This isn't new, so it isn't news: India, with a population of around 1.2 billion people is home to more mobile phones than toilets, and more mobile phones than people who have easy access to clean drinking water.
These statistics are announced every couple of years (see links below, from the UN in 2010), as if the finding is astonishing. It isn't.
Mere lack of sanitation, no big deal? Well, it is if you don't want to die young from easily avoidable diseases. Or if you're a girl wanting an education, but not getting one, because the school has no toilets, so rather than be embarrassed, you don't go to school.
There are a lot of big myths, about emerging superpowers - you know, the countries that are or will knock America off the perch. China, India, Russia, or how about Brazil?

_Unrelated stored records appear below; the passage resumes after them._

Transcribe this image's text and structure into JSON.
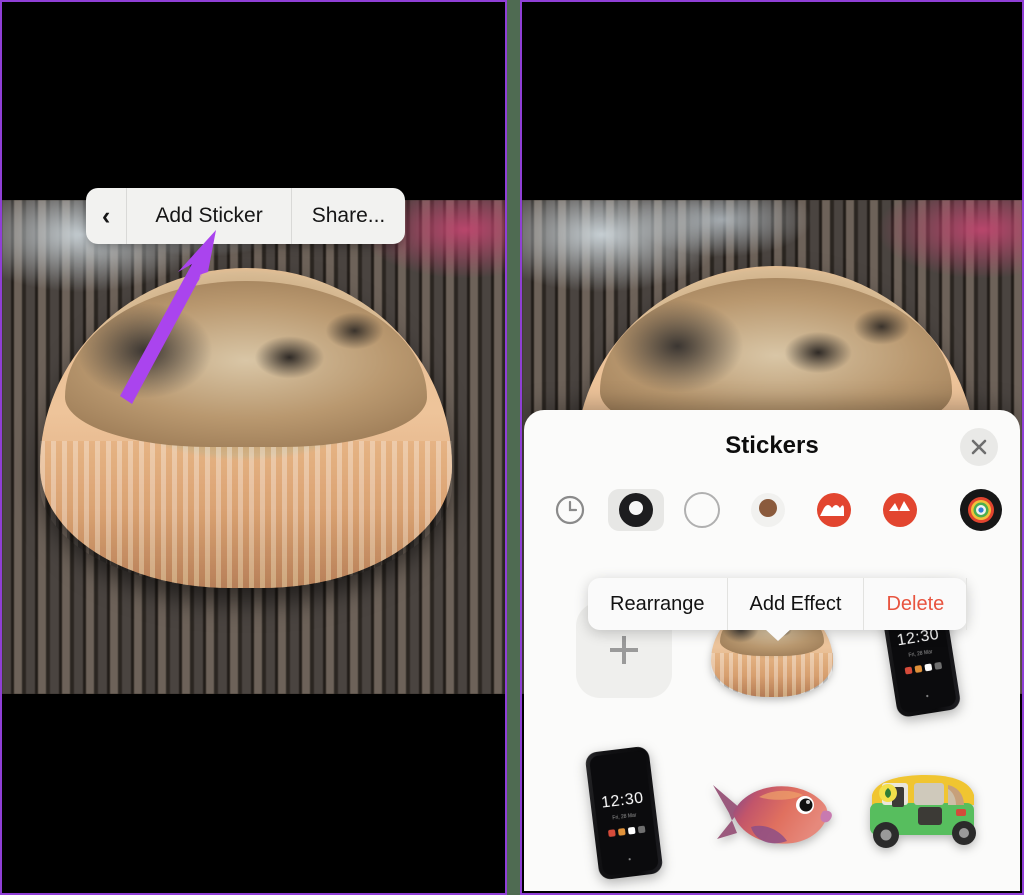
{
  "annotation": {
    "arrow_color": "#aa44ee",
    "points_to": "Add Sticker"
  },
  "panel_divider": {
    "gap_color": "#4f6b52",
    "border_color": "#8f3fd6"
  },
  "left_panel": {
    "toolbar": {
      "back_icon": "chevron-left-icon",
      "back_label": "‹",
      "add_sticker_label": "Add Sticker",
      "share_label": "Share..."
    }
  },
  "right_panel": {
    "sheet": {
      "title": "Stickers",
      "close_icon": "close-icon",
      "close_label": "×"
    },
    "tabs": [
      {
        "id": "recents",
        "icon": "clock-icon",
        "selected": false
      },
      {
        "id": "smileys",
        "icon": "emoji-smiley-icon",
        "selected": true
      },
      {
        "id": "people",
        "icon": "emoji-people-icon",
        "selected": false
      },
      {
        "id": "animals",
        "icon": "emoji-animals-icon",
        "selected": false
      },
      {
        "id": "food",
        "icon": "emoji-food-icon",
        "selected": false
      },
      {
        "id": "objects",
        "icon": "emoji-objects-icon",
        "selected": false
      }
    ],
    "tab_trailing": {
      "id": "more",
      "icon": "emoji-target-icon"
    },
    "context_menu": {
      "items": [
        {
          "label": "Rearrange",
          "style": "default"
        },
        {
          "label": "Add Effect",
          "style": "default"
        },
        {
          "label": "Delete",
          "style": "destructive",
          "color": "#e8543f"
        }
      ]
    },
    "stickers": [
      {
        "type": "add",
        "name": "add-sticker-tile",
        "label": "+"
      },
      {
        "type": "tart",
        "name": "sticker-tart",
        "label": ""
      },
      {
        "type": "phone",
        "name": "sticker-phone-1",
        "label": "12:30",
        "sublabel": "Fri, 28 Mar"
      },
      {
        "type": "phone",
        "name": "sticker-phone-2",
        "label": "12:30",
        "sublabel": "Fri, 28 Mar"
      },
      {
        "type": "fish",
        "name": "sticker-fish",
        "label": ""
      },
      {
        "type": "auto",
        "name": "sticker-auto-rickshaw",
        "label": ""
      }
    ]
  }
}
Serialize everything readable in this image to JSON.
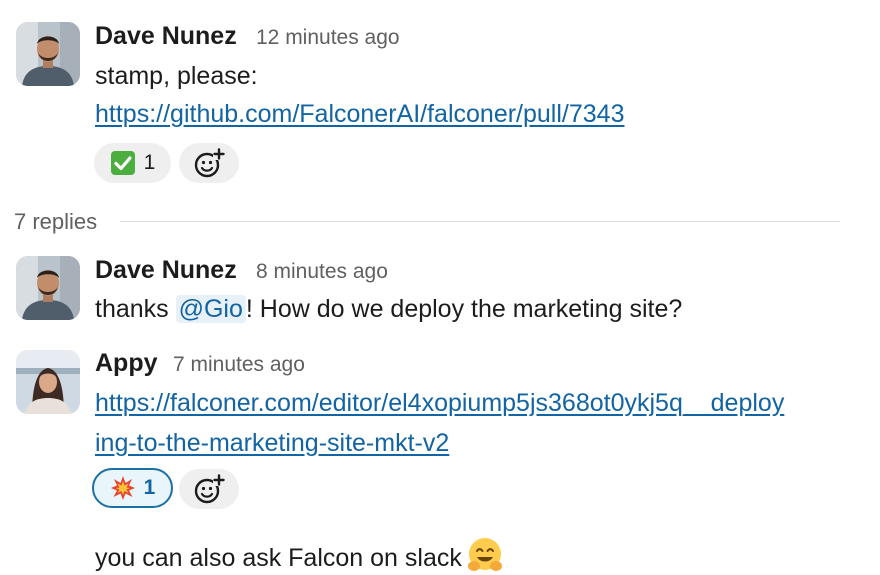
{
  "messages": [
    {
      "author": "Dave Nunez",
      "time": "12 minutes ago",
      "text": "stamp, please:",
      "link": "https://github.com/FalconerAI/falconer/pull/7343",
      "reactions": [
        {
          "emoji": "white-check-mark",
          "count": "1"
        }
      ]
    },
    {
      "author": "Dave Nunez",
      "time": "8 minutes ago",
      "text_before": "thanks ",
      "mention": "@Gio",
      "text_after": "! How do we deploy the marketing site?"
    },
    {
      "author": "Appy",
      "time": "7 minutes ago",
      "link_line1": "https://falconer.com/editor/el4xopiump5js368ot0ykj5q__deploy",
      "link_line2": "ing-to-the-marketing-site-mkt-v2",
      "reactions": [
        {
          "emoji": "collision",
          "count": "1"
        }
      ],
      "followup": "you can also ask Falcon on slack"
    }
  ],
  "thread": {
    "replies_label": "7 replies"
  },
  "icons": {
    "add_reaction": "add-reaction-icon",
    "hugging_face": "hugging-face-icon"
  },
  "colors": {
    "link": "#1264a3",
    "mention_bg": "#e8f1f8",
    "active_reaction_border": "#1d6fa8"
  }
}
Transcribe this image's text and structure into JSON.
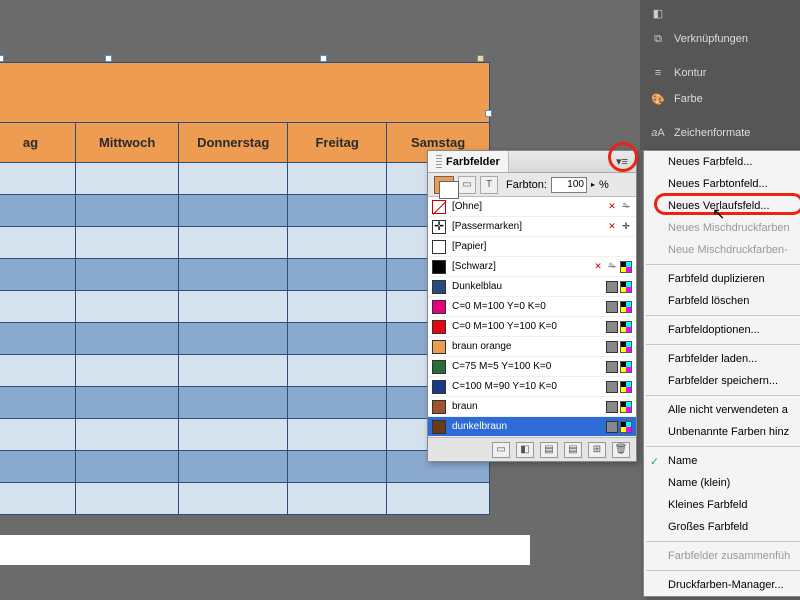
{
  "calendar": {
    "days": [
      "ag",
      "Mittwoch",
      "Donnerstag",
      "Freitag",
      "Samstag"
    ]
  },
  "side_panels": {
    "items": [
      {
        "icon": "layers",
        "label": ""
      },
      {
        "icon": "links",
        "label": "Verknüpfungen"
      },
      {
        "icon": "stroke",
        "label": "Kontur"
      },
      {
        "icon": "color",
        "label": "Farbe"
      },
      {
        "icon": "charstyle",
        "label": "Zeichenformate"
      }
    ]
  },
  "swatches_panel": {
    "title": "Farbfelder",
    "tint_label": "Farbton:",
    "tint_value": "100",
    "tint_unit": "%",
    "rows": [
      {
        "chip": "none",
        "name": "[Ohne]",
        "icons": [
          "x",
          "lock"
        ]
      },
      {
        "chip": "reg",
        "name": "[Passermarken]",
        "icons": [
          "x",
          "reg"
        ]
      },
      {
        "chip": "#ffffff",
        "name": "[Papier]",
        "icons": []
      },
      {
        "chip": "#000000",
        "name": "[Schwarz]",
        "icons": [
          "x",
          "lock",
          "cmyk"
        ]
      },
      {
        "chip": "#284b7e",
        "name": "Dunkelblau",
        "icons": [
          "gray",
          "cmyk"
        ]
      },
      {
        "chip": "#e6007e",
        "name": "C=0 M=100 Y=0 K=0",
        "icons": [
          "gray",
          "cmyk"
        ]
      },
      {
        "chip": "#e30613",
        "name": "C=0 M=100 Y=100 K=0",
        "icons": [
          "gray",
          "cmyk"
        ]
      },
      {
        "chip": "#ed9c52",
        "name": "braun orange",
        "icons": [
          "gray",
          "cmyk"
        ]
      },
      {
        "chip": "#2a6c3a",
        "name": "C=75 M=5 Y=100 K=0",
        "icons": [
          "gray",
          "cmyk"
        ]
      },
      {
        "chip": "#1b3a8a",
        "name": "C=100 M=90 Y=10 K=0",
        "icons": [
          "gray",
          "cmyk"
        ]
      },
      {
        "chip": "#a0522d",
        "name": "braun",
        "icons": [
          "gray",
          "cmyk"
        ]
      },
      {
        "chip": "#6b3a18",
        "name": "dunkelbraun",
        "icons": [
          "gray",
          "cmyk"
        ],
        "selected": true
      }
    ]
  },
  "flyout": {
    "items": [
      {
        "label": "Neues Farbfeld..."
      },
      {
        "label": "Neues Farbtonfeld..."
      },
      {
        "label": "Neues Verlaufsfeld...",
        "highlighted": true
      },
      {
        "label": "Neues Mischdruckfarben",
        "disabled": true
      },
      {
        "label": "Neue Mischdruckfarben-",
        "disabled": true
      },
      {
        "sep": true
      },
      {
        "label": "Farbfeld duplizieren"
      },
      {
        "label": "Farbfeld löschen"
      },
      {
        "sep": true
      },
      {
        "label": "Farbfeldoptionen..."
      },
      {
        "sep": true
      },
      {
        "label": "Farbfelder laden..."
      },
      {
        "label": "Farbfelder speichern..."
      },
      {
        "sep": true
      },
      {
        "label": "Alle nicht verwendeten a"
      },
      {
        "label": "Unbenannte Farben hinz"
      },
      {
        "sep": true
      },
      {
        "label": "Name",
        "checked": true
      },
      {
        "label": "Name (klein)"
      },
      {
        "label": "Kleines Farbfeld"
      },
      {
        "label": "Großes Farbfeld"
      },
      {
        "sep": true
      },
      {
        "label": "Farbfelder zusammenfüh",
        "disabled": true
      },
      {
        "sep": true
      },
      {
        "label": "Druckfarben-Manager..."
      }
    ]
  }
}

Yes, those countries are all growing in wealth, and have humongous populations, but the dizzying heights of their wealth and superpowerdom entail average annual incomes increasing to a few thousand dollars a year of rather than a few hundred or a few dollars. See, it doesn't matter how big the total, nor even the average, these emerging economies remain a few lifetimes away from the wealth of first world countries.
That India or China are touted as economic giants bound for world domination is conceit and deceit. Not to mention a bit perverted.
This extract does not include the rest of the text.